Keep sowing for a constant supply

Keep sowing radish, carrots and beetroot. Sowing a few every week means a constant supply throughout the summer for delicious fresh salads. 

Your root crops planted in mid-spring, like potatoes and carrots, will now be ready for harvesting. 

Keep your herb garden refreshed by sowing new seeds. Get experimental with herbs and try your hand at a new recipe or rustle up a delicious botanical cocktail.


Put garden waste to good use 

Remember to recycle your garden and kitchen waste in a compost heap.

You can green waste from the garden like grass clippings and young leaves to the pile, along with uncooked fruit and vegetables from the kitchen. 

Mix in brown waste, like fallen leaves and cardboard, to stop the pile getting smelly. 

Another way to reduce waste in your kitchen garden is to eat the edible leaves of crops. 

Some crops, like beetroot, carrot and radish, have edible tops. Beetroot leaves are tasty in salads, and their stems are a close relative to chard and are high in vitamins A, K and C. 
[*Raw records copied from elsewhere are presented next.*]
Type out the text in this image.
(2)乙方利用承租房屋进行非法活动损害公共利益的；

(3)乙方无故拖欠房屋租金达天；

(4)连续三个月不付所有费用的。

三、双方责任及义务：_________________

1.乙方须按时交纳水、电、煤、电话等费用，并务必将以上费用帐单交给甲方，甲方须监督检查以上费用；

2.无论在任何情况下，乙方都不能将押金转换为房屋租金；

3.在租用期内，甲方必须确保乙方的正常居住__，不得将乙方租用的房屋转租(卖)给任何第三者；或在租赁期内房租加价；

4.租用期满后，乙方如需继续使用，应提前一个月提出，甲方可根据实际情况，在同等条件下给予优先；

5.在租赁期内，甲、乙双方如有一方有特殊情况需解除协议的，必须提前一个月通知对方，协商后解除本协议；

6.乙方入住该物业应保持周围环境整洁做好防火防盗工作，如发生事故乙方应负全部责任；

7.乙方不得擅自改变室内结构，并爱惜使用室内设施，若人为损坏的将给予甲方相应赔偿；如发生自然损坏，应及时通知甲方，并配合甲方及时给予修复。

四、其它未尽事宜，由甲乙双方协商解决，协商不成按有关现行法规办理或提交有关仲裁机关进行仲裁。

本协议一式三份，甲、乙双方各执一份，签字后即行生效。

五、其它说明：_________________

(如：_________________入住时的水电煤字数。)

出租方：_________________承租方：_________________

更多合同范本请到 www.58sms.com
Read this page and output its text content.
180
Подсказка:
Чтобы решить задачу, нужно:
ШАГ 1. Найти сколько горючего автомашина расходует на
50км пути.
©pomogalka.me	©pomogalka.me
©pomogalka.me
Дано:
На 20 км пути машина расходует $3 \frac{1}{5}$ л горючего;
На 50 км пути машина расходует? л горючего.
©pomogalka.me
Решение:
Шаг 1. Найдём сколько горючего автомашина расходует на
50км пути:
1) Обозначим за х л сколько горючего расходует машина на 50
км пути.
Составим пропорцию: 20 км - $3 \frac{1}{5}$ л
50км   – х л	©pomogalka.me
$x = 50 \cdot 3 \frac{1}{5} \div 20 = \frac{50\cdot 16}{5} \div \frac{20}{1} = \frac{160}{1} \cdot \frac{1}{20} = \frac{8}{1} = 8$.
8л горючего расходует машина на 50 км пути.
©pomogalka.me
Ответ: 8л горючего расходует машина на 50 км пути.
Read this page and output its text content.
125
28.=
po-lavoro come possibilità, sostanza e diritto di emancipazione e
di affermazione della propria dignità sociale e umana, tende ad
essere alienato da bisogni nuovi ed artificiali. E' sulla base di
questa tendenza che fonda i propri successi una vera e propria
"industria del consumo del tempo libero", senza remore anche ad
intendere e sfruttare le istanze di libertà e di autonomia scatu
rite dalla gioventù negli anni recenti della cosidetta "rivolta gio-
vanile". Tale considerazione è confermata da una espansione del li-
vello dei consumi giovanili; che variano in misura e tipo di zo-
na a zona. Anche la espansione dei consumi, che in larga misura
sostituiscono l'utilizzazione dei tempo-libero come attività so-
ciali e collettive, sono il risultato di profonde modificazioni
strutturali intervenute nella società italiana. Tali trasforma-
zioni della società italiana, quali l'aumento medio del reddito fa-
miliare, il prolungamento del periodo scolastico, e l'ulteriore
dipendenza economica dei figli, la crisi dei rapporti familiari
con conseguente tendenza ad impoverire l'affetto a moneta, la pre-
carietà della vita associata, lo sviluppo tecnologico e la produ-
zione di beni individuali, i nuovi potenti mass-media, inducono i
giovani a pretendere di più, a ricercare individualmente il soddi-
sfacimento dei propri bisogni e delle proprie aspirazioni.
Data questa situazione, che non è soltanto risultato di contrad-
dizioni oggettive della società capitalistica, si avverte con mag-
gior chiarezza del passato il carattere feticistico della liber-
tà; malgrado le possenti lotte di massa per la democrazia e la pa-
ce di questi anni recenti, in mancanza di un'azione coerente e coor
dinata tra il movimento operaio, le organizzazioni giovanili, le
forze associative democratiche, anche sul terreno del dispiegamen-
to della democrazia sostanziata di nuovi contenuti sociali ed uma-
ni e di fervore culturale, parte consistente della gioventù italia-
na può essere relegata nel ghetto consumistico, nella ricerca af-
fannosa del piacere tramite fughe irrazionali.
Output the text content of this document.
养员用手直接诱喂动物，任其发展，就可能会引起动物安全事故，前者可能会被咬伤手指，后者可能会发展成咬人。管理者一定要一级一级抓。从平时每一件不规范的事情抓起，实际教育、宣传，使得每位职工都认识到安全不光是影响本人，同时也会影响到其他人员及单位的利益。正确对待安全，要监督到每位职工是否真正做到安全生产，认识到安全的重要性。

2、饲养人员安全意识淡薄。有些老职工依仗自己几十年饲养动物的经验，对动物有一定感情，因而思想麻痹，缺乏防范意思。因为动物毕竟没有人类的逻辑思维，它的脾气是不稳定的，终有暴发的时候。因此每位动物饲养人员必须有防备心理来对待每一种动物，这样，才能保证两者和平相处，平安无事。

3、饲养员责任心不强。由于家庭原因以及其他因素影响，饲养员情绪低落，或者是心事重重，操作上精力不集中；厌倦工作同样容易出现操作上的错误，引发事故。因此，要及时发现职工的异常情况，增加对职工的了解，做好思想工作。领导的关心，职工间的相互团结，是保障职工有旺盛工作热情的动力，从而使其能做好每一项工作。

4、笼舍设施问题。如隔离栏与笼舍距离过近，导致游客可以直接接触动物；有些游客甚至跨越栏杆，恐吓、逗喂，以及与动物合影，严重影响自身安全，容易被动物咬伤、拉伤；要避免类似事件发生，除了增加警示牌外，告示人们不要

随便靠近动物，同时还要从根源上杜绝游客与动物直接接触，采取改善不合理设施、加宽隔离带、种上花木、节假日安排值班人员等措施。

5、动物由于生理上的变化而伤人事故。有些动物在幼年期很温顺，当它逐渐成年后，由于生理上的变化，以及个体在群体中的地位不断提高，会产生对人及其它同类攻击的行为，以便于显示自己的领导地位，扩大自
Radish tops need to be cooked but add a mustardy kick to stir fries, and carrot tops work well blended in pesto. 

Radish growing
Radish, Markus Spiske/Unsplash

Plan ahead for autumn and winter

Balmy weather and warm summer nights make it easy to forget about autumn and winter. Now is a good time to start planning ahead. 

At the end of July and beginning of August it's time to start sowing for autumn and winter crops.

Autumn carrots need to be sown now. After sowing, remember to soak them well with water and continue watering regularly until they germinate. 

Florence fennel is a good veg to plant soon, and seeds can safely be grown in late summer. They're good to plant now because they won't bolt. Bolting is when crops grow quickly and set seed before the vegetables are ready to harvest, causing bitter-tasting leaves. 

Winter and spring cabbages need to be put in the ground to establish and grow large before their growth rates slow with the cooler weather. Other crops to sow now include kohl rabi, swede, spinach and lettuce.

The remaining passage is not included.